There is a powerful movement among spiritual seekers in the world. No, it is not the fundamentalist movement I am speaking of. It is not a movement towards conformity and intolerance or one towards rigidity and uniformity. It is a movement towards Gnosis—a movement towards knowing.

Gnosticism is a growing movement in the lives of people in all of the world’s spiritual traditions. It is not a set of beliefs or doctrines, although Gnostics can hold beliefs and a membership within a church organization. Or not. Gnosticism is about a journey on a wisdom path. To be a Christian Gnostic, for me anyway, is to be on a personal path of knowing God with the Christ power as the bridge to knowing God.

At some point on our spiritual journey, many of us become tired of a formal religion and desire a personal religion. It is fine, up to a point, to have a God that lives outside of you and that you visit once or twice a week, or maybe even once a day. But at some point, you grow to want a God that lives with you all of the time, one that is available for worship and consultation 24 hours a day. That is when you become interesting in Gnosis-knowing.

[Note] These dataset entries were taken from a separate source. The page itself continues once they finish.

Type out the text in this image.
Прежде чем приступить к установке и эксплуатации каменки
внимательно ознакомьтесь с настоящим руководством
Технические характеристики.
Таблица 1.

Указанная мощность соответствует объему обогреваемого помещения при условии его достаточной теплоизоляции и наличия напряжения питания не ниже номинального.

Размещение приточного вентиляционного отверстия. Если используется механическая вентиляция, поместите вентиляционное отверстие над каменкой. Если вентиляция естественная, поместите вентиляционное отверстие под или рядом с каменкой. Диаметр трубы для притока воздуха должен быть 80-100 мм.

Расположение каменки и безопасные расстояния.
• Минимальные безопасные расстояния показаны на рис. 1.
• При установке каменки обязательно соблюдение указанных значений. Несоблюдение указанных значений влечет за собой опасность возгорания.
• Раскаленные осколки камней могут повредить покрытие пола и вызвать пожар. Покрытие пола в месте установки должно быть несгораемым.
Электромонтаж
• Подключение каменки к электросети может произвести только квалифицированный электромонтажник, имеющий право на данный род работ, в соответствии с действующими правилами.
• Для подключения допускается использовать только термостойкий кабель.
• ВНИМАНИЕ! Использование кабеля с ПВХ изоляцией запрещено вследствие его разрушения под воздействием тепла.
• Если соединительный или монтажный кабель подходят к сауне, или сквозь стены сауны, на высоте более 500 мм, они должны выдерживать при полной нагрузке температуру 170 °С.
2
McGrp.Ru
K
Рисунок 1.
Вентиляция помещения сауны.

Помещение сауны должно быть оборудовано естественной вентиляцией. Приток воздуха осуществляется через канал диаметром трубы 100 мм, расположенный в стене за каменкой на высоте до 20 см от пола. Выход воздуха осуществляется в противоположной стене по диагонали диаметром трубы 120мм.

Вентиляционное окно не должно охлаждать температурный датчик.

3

The bible refers to the intimacy between a husband and wife as “knowing”. Is says, that Adam knew his wife Eve and they conceived a son. Knowing suggests that deepest form of intimacy between two people. Below the line of creation everything exists in duality. There is male and female, light and dark, up and down. Above the line of creation there is no duality—everything is one.

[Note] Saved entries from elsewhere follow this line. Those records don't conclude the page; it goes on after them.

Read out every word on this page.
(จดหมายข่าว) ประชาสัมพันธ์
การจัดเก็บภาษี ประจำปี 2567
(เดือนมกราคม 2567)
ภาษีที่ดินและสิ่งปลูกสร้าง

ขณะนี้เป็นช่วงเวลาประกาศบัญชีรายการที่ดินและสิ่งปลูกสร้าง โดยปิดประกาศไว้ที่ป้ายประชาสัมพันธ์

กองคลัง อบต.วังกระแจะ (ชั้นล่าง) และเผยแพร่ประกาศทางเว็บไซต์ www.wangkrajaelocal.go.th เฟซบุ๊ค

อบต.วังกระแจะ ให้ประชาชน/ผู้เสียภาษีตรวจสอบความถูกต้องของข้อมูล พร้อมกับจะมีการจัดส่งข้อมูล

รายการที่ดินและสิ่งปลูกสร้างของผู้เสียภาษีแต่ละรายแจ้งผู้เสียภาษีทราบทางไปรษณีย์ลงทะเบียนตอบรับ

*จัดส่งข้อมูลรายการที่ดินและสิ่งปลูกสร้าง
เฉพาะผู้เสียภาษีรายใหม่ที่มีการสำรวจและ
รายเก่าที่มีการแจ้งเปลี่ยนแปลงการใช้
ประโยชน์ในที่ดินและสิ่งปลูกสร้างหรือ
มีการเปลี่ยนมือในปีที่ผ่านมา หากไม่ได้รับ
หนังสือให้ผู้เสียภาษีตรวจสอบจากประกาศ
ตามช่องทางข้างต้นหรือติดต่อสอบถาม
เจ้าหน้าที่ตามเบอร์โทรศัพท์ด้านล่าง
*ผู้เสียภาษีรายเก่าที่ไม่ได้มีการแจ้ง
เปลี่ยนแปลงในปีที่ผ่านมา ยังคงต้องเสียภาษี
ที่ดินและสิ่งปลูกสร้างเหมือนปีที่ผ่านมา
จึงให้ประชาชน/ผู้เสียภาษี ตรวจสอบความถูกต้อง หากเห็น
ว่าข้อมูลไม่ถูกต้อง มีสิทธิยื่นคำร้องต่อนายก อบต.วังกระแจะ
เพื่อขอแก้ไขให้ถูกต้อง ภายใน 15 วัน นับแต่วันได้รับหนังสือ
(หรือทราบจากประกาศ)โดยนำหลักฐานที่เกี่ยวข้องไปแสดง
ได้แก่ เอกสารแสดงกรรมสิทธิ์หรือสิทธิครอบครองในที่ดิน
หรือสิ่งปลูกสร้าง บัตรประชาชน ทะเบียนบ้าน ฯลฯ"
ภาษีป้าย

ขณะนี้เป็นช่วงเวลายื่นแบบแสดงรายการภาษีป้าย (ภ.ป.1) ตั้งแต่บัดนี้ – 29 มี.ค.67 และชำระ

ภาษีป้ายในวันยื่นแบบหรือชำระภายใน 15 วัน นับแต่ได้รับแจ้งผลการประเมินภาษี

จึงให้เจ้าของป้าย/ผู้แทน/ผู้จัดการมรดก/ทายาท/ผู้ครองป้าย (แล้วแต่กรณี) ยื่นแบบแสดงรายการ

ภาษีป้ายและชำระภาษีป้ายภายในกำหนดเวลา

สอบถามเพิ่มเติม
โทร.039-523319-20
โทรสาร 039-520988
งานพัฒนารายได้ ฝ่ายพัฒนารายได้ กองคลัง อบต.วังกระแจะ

The beauty of the story of God coming to earth in the form of man is that God came below the line of creation in order for us to know Source. God desired a deeper level of intimacy with us. On a human level we may experience “Christ in us” a living power that allows us to “know” God better. It is the source of power in our spiritual journey. Without an indwelling Christ, we have no power. Christ became the bridge back to God.

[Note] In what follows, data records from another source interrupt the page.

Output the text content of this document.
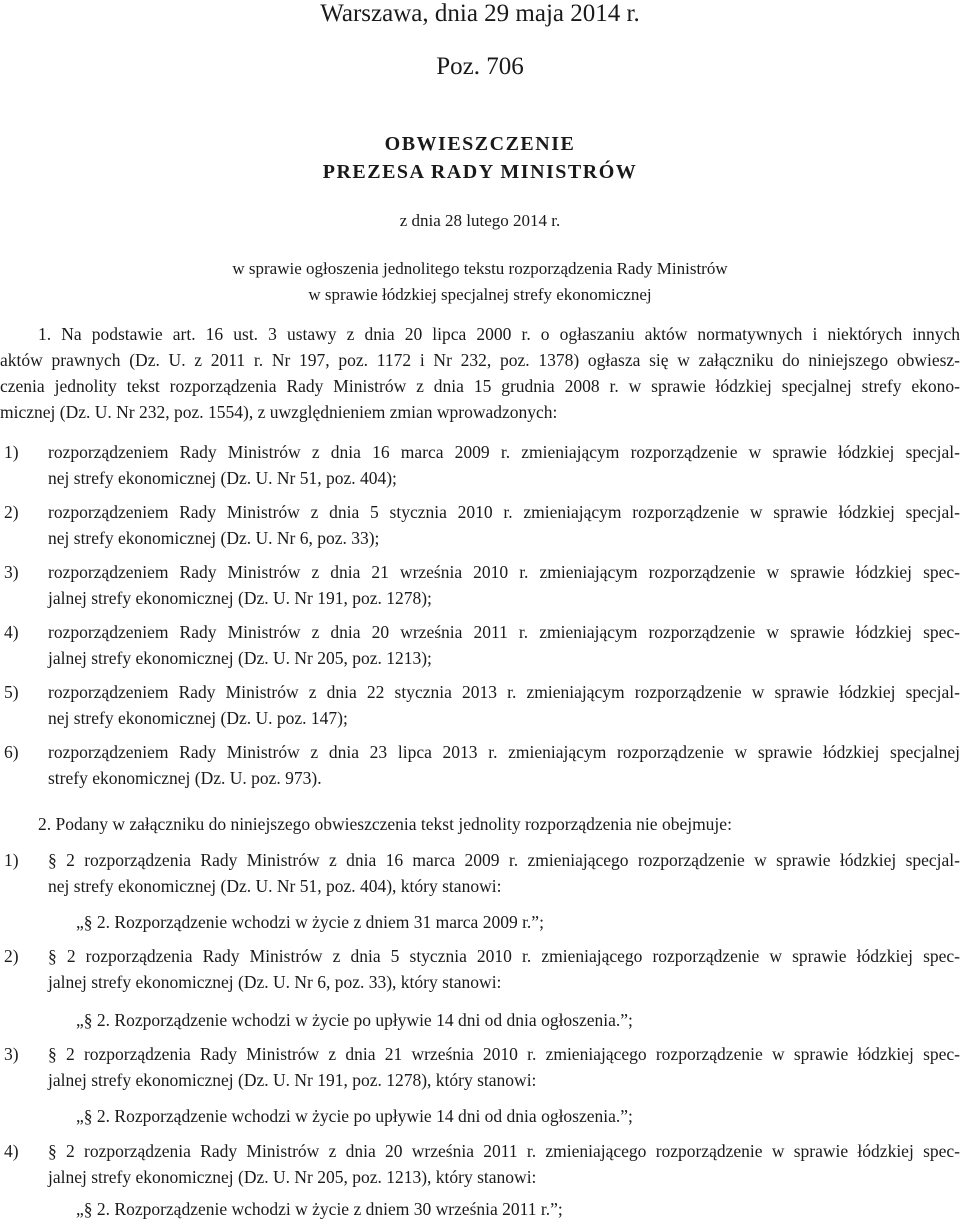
Warszawa, dnia 29 maja 2014 r.
Poz. 706
OBWIESZCZENIE
PREZESA RADY MINISTRÓW
z dnia 28 lutego 2014 r.
w sprawie ogłoszenia jednolitego tekstu rozporządzenia Rady Ministrów
w sprawie łódzkiej specjalnej strefy ekonomicznej
1. Na podstawie art. 16 ust. 3 ustawy z dnia 20 lipca 2000 r. o ogłaszaniu aktów normatywnych i niektórych innych
aktów prawnych (Dz. U. z 2011 r. Nr 197, poz. 1172 i Nr 232, poz. 1378) ogłasza się w załączniku do niniejszego obwiesz-
czenia jednolity tekst rozporządzenia Rady Ministrów z dnia 15 grudnia 2008 r. w sprawie łódzkiej specjalnej strefy ekono-
micznej (Dz. U. Nr 232, poz. 1554), z uwzględnieniem zmian wprowadzonych:
1) rozporządzeniem Rady Ministrów z dnia 16 marca 2009 r. zmieniającym rozporządzenie w sprawie łódzkiej specjal-
nej strefy ekonomicznej (Dz. U. Nr 51, poz. 404);
2) rozporządzeniem Rady Ministrów z dnia 5 stycznia 2010 r. zmieniającym rozporządzenie w sprawie łódzkiej specjal-
nej strefy ekonomicznej (Dz. U. Nr 6, poz. 33);
3) rozporządzeniem Rady Ministrów z dnia 21 września 2010 r. zmieniającym rozporządzenie w sprawie łódzkiej spec-
jalnej strefy ekonomicznej (Dz. U. Nr 191, poz. 1278);
4) rozporządzeniem Rady Ministrów z dnia 20 września 2011 r. zmieniającym rozporządzenie w sprawie łódzkiej spec-
jalnej strefy ekonomicznej (Dz. U. Nr 205, poz. 1213);
5) rozporządzeniem Rady Ministrów z dnia 22 stycznia 2013 r. zmieniającym rozporządzenie w sprawie łódzkiej specjal-
nej strefy ekonomicznej (Dz. U. poz. 147);
6) rozporządzeniem Rady Ministrów z dnia 23 lipca 2013 r. zmieniającym rozporządzenie w sprawie łódzkiej specjalnej
strefy ekonomicznej (Dz. U. poz. 973).
2. Podany w załączniku do niniejszego obwieszczenia tekst jednolity rozporządzenia nie obejmuje:
1) § 2 rozporządzenia Rady Ministrów z dnia 16 marca 2009 r. zmieniającego rozporządzenie w sprawie łódzkiej specjal-
nej strefy ekonomicznej (Dz. U. Nr 51, poz. 404), który stanowi:
„§ 2. Rozporządzenie wchodzi w życie z dniem 31 marca 2009 r.”;
2) § 2 rozporządzenia Rady Ministrów z dnia 5 stycznia 2010 r. zmieniającego rozporządzenie w sprawie łódzkiej spec-
jalnej strefy ekonomicznej (Dz. U. Nr 6, poz. 33), który stanowi:
„§ 2. Rozporządzenie wchodzi w życie po upływie 14 dni od dnia ogłoszenia.”;
3) § 2 rozporządzenia Rady Ministrów z dnia 21 września 2010 r. zmieniającego rozporządzenie w sprawie łódzkiej spec-
jalnej strefy ekonomicznej (Dz. U. Nr 191, poz. 1278), który stanowi:
„§ 2. Rozporządzenie wchodzi w życie po upływie 14 dni od dnia ogłoszenia.”;
4) § 2 rozporządzenia Rady Ministrów z dnia 20 września 2011 r. zmieniającego rozporządzenie w sprawie łódzkiej spec-
jalnej strefy ekonomicznej (Dz. U. Nr 205, poz. 1213), który stanowi:
„§ 2. Rozporządzenie wchodzi w życie z dniem 30 września 2011 r.”;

Jesus prayed while he was here on earth that we would be one with the Father as he was one with the Father. It is another reminder that the goal of our spiritual walk is oneness with God—a restoration of God’s original plan for creation.

To be a Gnostic doesn’t mean that you have to abandon your faith tradition. It just means that you go beyond formalism and the traditional structure of religion within a church to a personal, intimate walk with the Spirit. It is only as we are Spirit-filled that we will be able to do the mighty works that Jesus did while here on earth.

Healing the sick, raising the dead, walking on water, feeding 5000 from a sack lunch, and reading people’s minds were some of the gifts from the Spirit that Christ manifested in his life while here on earth. He accomplished these through the indwelling of God’s Spirit. He came as a man and had power to do miraculous things in the same way that we have access to those same powers. He was filled with the Spirit of God and acted as an instrument for Divine power and Love to flow through.

When we are as filled with the Spirit, as emptied of selfishness, and as connected to God as he was, we will manifest the same fruits or gifts of the Spirit as he did. In fact, Christ said that we would do greater things than these. Hard to believe, isn’t it? That’s just how far from the Spirit we have grown. Maybe that’s why so many of us want to return home—not just in the sweet by and by—but here on earth, to a closer, more connected, Spirit-filled walk with God. That is what Gnosis is all about. Anyone interested?